A study on the application of instance selection techniques in genetic fuzzy rule-based classification systems: Accuracy-complexity trade-off

Fazzolari, Michela; Giglio, Bruno; Alcala', Rafael; Marcelloni, Francesco; Herrera, Francisco

doi:10.1016/j.knosys.2013.07.011

In the framework of genetic fuzzy systems, the computational time required by genetic algorithms for generating fuzzy rule-based models from data increases considerably with the increase of the number of instances in the training set, mainly due to the fitness evaluation. Also, the amount of data typically affects the complexity of the resulting model: a higher number of instances generally induces the generation of models with a higher number of rules. Since the number of rules is considered one of the factors which affect the interpretability of the fuzzy rule-based models, large datasets generally bring to less interpretable models. Both these problems can be tackled and partially solved by reducing the number of instances before applying the evolutionary process.
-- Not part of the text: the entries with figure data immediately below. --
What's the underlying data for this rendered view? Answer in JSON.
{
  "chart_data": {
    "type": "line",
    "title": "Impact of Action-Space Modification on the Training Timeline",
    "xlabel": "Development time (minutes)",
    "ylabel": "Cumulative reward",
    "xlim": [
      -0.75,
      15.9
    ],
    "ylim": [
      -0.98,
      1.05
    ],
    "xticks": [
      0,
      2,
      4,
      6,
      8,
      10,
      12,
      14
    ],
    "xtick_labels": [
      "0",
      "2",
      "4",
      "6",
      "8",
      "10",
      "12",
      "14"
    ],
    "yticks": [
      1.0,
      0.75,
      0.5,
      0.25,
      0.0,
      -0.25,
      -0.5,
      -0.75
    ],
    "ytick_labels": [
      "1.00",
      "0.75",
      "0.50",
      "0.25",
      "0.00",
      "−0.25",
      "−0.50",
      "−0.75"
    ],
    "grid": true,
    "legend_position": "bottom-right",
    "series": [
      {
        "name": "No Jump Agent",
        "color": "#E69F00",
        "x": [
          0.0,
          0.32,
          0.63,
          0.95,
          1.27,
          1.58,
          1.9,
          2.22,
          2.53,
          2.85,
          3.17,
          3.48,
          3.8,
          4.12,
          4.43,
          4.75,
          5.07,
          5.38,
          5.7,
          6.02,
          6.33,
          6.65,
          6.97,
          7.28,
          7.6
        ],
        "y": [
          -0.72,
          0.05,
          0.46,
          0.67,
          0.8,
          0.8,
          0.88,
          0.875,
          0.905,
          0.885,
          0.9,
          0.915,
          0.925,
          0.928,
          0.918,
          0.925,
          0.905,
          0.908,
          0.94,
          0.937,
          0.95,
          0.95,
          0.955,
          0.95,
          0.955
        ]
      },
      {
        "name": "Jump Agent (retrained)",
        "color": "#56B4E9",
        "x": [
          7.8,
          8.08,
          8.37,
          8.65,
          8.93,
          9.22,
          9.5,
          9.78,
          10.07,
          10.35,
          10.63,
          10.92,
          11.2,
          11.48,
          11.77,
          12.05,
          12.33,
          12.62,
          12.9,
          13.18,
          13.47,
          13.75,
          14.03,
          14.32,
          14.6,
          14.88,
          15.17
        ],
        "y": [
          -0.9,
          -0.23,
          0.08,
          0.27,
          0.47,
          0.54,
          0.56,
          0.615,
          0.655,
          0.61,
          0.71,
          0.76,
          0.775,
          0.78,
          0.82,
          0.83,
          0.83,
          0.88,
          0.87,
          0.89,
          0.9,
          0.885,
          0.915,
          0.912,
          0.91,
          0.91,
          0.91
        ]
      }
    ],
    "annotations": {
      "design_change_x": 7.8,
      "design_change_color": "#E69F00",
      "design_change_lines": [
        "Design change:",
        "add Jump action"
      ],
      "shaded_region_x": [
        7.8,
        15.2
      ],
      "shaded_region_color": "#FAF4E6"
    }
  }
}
In the literature several algorithms of instance selection have been proposed for selecting instances without deteriorating the accuracy of the generated models. The aim of this paper is to analyze the effectiveness of 36 training set selection methods when combined with genetic fuzzy rule-based classification systems. Using 37 datasets of different sizes we show that some of these methods can considerably help to reduce the computational time of the evolutionary process and to decrease the complexity of the fuzzy rule-based models with a very limited decrease of their accuracy with respect to the models generated by using the overall training set.